Doch obschon sie unheilbar krank sind, kehren viele der Patienten auch wieder in ihr Zuhause zurück, wo sie in ihrer gewohnten Umgebung sterben. Nach der Einrichtung der Palliativstation 1994 und der Gründung des Hospizvereins zwei Jahre später, steht für 2005 die Komplettierung des Angebots für sterbende Menschen in Trier bevor: Dann soll das Hospizhaus in der Ostallee seine Arbeit aufnehmen. Chefarzt Fischer nennt die Einrichtung schon jetzt "das Sahnehäubchen" der gesamten Versorgung. Dass die Auseinandersetzung mit Tod und Sterben in den vergangenen Jahren in Trier wieder etwas enttabuisiert werden konnte, war im Publikum zu spüren.
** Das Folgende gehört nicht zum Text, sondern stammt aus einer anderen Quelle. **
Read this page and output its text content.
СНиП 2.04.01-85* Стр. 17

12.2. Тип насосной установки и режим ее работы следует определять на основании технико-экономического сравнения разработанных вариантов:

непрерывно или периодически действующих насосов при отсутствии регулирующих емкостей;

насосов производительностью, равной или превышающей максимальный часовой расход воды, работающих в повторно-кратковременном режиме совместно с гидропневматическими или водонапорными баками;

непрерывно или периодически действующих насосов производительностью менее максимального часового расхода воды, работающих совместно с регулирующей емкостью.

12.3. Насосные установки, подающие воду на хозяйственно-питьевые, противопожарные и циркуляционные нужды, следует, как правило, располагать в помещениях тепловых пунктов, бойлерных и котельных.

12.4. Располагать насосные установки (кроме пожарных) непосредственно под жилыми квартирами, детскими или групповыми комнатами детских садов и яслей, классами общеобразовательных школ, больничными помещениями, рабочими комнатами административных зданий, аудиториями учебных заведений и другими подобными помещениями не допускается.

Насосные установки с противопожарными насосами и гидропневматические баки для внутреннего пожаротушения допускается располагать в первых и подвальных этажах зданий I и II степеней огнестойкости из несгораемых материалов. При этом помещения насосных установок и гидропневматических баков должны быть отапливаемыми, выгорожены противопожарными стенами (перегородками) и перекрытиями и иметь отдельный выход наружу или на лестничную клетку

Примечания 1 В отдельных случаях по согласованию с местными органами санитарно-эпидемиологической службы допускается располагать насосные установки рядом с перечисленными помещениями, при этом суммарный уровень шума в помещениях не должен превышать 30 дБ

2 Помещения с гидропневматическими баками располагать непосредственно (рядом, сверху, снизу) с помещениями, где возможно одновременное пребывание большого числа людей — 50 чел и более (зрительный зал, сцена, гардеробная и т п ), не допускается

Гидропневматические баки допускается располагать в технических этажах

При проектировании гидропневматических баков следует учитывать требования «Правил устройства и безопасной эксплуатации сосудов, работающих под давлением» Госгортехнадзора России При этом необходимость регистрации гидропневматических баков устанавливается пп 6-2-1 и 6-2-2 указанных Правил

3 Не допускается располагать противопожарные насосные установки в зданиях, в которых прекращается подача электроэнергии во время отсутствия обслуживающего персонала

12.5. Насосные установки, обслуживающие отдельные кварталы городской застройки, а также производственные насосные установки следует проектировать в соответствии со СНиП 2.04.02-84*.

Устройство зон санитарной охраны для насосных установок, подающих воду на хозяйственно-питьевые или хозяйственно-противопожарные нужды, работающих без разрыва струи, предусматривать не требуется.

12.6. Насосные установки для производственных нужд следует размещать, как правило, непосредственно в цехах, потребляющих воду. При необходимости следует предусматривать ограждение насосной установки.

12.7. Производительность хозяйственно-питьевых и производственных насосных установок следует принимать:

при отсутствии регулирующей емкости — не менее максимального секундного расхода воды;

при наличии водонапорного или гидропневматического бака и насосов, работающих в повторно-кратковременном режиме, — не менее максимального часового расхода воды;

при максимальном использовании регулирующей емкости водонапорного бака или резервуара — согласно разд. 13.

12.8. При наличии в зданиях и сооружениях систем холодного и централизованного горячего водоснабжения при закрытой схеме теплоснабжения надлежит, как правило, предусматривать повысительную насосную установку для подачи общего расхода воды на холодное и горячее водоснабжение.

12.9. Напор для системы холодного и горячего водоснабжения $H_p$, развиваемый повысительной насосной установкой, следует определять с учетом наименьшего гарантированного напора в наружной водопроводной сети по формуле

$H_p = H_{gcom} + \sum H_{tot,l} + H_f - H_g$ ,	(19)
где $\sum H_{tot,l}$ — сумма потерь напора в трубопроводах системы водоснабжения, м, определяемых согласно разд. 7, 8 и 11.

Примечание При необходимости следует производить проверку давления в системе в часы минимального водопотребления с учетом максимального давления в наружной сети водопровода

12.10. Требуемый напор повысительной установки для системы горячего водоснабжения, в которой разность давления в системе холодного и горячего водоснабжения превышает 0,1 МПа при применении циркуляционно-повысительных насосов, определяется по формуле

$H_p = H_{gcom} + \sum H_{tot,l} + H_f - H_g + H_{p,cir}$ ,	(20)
Immerhin hatten sich an diesem Vormittag Hunderte Menschen mehr als vier Stunden einem Thema ausgesetzt, dem viele noch vor Monaten ausgewichen wären. Beeindruckt von der Atmosphäre zeigte sich hernach denn auch der Moderator der Veranstaltung, Professor Bernd Krönig: "So etwas habe ich noch nicht erlebt".